This blog describes an approach towards building a scalable, fault-tolerant L2 DC Network Fabric. This approach was published as a part of the SIGCOMM'09 conference. (Proceedings of the ACM SIGCOMM 2009 conference on Data communication)
PortLand Design
Fat Tree Topology:
The PortLand design is based on the Fat Tree topology (as shown below) - multi rooted trees with switches organised into a hierarchy: core, aggregate and edge switches. It assumes that the baseline topology is relatively fixed with most of the additions in the form of "leaf" server nodes. Fat Tree also forms the basis of many existing data center topologies. A k-ary fat tree is defined as follows :
- There are k pods, each containing two layers of k/2 switches [aggregate and edge switches].
- Each k-port switch in the lower layer is directly connected to k/2 hosts [edge switches connect to the hosts]. Each physical host can further host multiple virtual machines.
- Each of the remaining k/2 ports (of the edge switches) is connected to k/2 of the k ports in the aggregation layer of the hierarchy.
- There are (k/2)square k-port core switches. Each core switch has one port connected to each of k pods. The i th port of any core switch is connected to pod i, each aggregate switch from a pod connects to (k/2) core switches.
- In general, a fat-tree built with k-port switches supports (k cube)/4 hosts and consists of (5/4)k squared switches.
Fat tree using 4 - port switches (4-ary fattree) |
Design:
The format of the 48-bit pseudo MAC is : | pod-num-16 | switch-pos-8 | port-8 | vmid-16 |. The assignment of pmac and translation of pmac to actual MAC and vice versa is done by the edge switches. Within the network, the actual MACs are completely abstracted using this translation and the whole system is transparent.
PortLand involves a user process called the Fabric Manager. This Fabric Manager corresponds to the controller in the SDN, and plays a key role in minimizing the internal broadcast traffic of the DC.
Working:
Let's discuss Positional Pseudo MAC Addresses before coming back to the key role played by the Fabric Manager.
Positional PMAC addressing -
As discussed above, the PMAC addressing based on the hosts' position in the DC network is carried out by the Edge switches. For all the incoming packets, the edge switch replaces the destination MAC (PMAC) with the actual MAC of the host. Similarly, for all outgoing packets, the source MAC address is replaced by the PMAC of the host. This ensures the that rest of the network is abstracted from the existence of the PMAC <-> AMAC translations. The host continues unmodified, working with its actual flat MAC address.
Having a PMAC reduces the forwarding table entries in the switches - forwarding outside the pod requires only examining the first 8 bits of the destination MAC address, while within the same pod, examining the switch position and then the remaining bits gives the exact location of the host. This is analogous to using the subnet matching for ip addresses in routing tables. Hence, introducing the PMAC translations at the Edge switch level helps in leveraging the benefits of the hierarchical addressing scheme similar to the Layer 3 forwarding.

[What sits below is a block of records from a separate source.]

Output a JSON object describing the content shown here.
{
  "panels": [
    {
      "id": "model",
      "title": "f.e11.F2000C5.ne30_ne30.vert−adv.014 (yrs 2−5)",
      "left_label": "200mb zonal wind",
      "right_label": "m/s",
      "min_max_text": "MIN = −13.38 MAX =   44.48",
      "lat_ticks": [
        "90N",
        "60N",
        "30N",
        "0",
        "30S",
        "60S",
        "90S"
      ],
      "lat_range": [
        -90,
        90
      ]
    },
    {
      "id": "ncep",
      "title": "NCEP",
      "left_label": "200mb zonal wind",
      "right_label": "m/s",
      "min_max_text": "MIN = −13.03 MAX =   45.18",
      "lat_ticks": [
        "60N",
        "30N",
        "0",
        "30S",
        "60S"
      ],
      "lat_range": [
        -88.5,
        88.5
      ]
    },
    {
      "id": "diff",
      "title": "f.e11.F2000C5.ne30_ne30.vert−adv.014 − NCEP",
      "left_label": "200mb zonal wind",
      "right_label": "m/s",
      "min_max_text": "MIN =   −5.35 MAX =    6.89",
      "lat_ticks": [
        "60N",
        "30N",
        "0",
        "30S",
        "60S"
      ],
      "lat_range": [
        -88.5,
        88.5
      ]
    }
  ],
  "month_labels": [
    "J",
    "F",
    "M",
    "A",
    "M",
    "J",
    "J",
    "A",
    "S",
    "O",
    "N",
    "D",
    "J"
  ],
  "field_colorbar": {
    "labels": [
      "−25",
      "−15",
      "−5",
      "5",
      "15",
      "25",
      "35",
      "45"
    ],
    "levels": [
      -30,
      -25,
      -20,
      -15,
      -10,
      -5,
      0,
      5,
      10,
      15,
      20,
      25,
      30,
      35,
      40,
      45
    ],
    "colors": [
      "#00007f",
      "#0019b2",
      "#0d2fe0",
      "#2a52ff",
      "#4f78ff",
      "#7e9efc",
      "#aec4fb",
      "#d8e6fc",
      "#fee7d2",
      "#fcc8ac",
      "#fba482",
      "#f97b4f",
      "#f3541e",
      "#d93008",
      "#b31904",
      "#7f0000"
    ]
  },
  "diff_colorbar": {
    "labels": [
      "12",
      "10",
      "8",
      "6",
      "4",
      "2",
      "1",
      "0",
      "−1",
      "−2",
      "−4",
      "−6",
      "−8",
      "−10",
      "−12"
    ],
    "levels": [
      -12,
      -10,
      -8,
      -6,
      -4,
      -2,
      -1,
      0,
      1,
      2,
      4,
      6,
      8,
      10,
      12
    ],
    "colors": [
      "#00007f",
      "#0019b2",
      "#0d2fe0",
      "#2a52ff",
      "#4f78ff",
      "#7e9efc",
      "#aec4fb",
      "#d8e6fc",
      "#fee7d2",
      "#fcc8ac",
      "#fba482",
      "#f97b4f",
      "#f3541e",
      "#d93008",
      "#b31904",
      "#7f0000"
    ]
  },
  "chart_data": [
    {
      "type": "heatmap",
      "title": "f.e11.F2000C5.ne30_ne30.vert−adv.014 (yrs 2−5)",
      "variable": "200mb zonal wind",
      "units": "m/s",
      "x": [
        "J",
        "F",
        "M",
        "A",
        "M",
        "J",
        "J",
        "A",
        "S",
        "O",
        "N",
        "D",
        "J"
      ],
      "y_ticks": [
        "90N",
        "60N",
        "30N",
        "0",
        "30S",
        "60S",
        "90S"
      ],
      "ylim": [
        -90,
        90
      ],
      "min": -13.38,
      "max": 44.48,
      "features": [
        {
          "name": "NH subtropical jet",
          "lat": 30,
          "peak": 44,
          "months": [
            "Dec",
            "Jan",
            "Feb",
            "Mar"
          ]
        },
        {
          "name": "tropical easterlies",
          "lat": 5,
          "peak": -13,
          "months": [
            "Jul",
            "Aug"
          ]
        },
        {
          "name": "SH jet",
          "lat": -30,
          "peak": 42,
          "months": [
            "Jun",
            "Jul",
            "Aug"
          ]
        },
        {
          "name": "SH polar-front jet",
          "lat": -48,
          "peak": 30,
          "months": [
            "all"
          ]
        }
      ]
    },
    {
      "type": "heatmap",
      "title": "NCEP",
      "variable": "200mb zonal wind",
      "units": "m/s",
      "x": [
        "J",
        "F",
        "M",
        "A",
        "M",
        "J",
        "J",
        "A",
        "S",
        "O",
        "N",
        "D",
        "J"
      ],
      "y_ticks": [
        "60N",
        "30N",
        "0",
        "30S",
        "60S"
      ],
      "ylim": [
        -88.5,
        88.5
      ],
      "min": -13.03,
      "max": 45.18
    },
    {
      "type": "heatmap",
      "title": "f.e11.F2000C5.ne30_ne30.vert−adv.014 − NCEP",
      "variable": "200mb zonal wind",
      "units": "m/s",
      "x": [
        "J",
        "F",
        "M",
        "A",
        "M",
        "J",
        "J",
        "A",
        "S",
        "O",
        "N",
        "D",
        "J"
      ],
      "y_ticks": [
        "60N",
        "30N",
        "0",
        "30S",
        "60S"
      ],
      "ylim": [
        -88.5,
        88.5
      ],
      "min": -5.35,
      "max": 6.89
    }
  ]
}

Role of the Fabric Mananger -
The Fabric Manager maintains a table of the IP -> PMAC mapping of all the hosts in the network. It is updated with these details after a new host is assigned a PMAC address by its corresponding Edge switch. The Fabric manager uses this information to forward ARP requests, thereby minimizing the ARP broadcast traffic.
Location Discovery Protocol - This is a custom protocol used by PortLand switches to set their positions in the network and to monitor liveliness in steady state. (these LDP packets are hence sent periodically and contain the switch identifier, pod, position and other useful information)
This hierarchical addressing is leveraged to reduce the internal broadcast traffic, it reduces both the kinds of broadcast -
- There is no switch level broadcast now since the switch always know where to forward the packet just by looking at the structure of pseudo MAC.
- It also reduces the ARP broadcast traffic : the edge switches intercept any ARP packets and send it to the Fabric Manager. If its a request and the manager has the {IP : pseudo MAC} mapping, it sends the pseudo MAC to the edge switch and the edge switch crafts an ARP reply and sends it back to the requesting host avoiding a broadcast. If the{IP : pseudo MAC} mapping is not present, then it resorts to a broadcast; when the other host replies to the ARP request, the Fabric Manager also gets a copy of the ARP reply and can update its ARP table.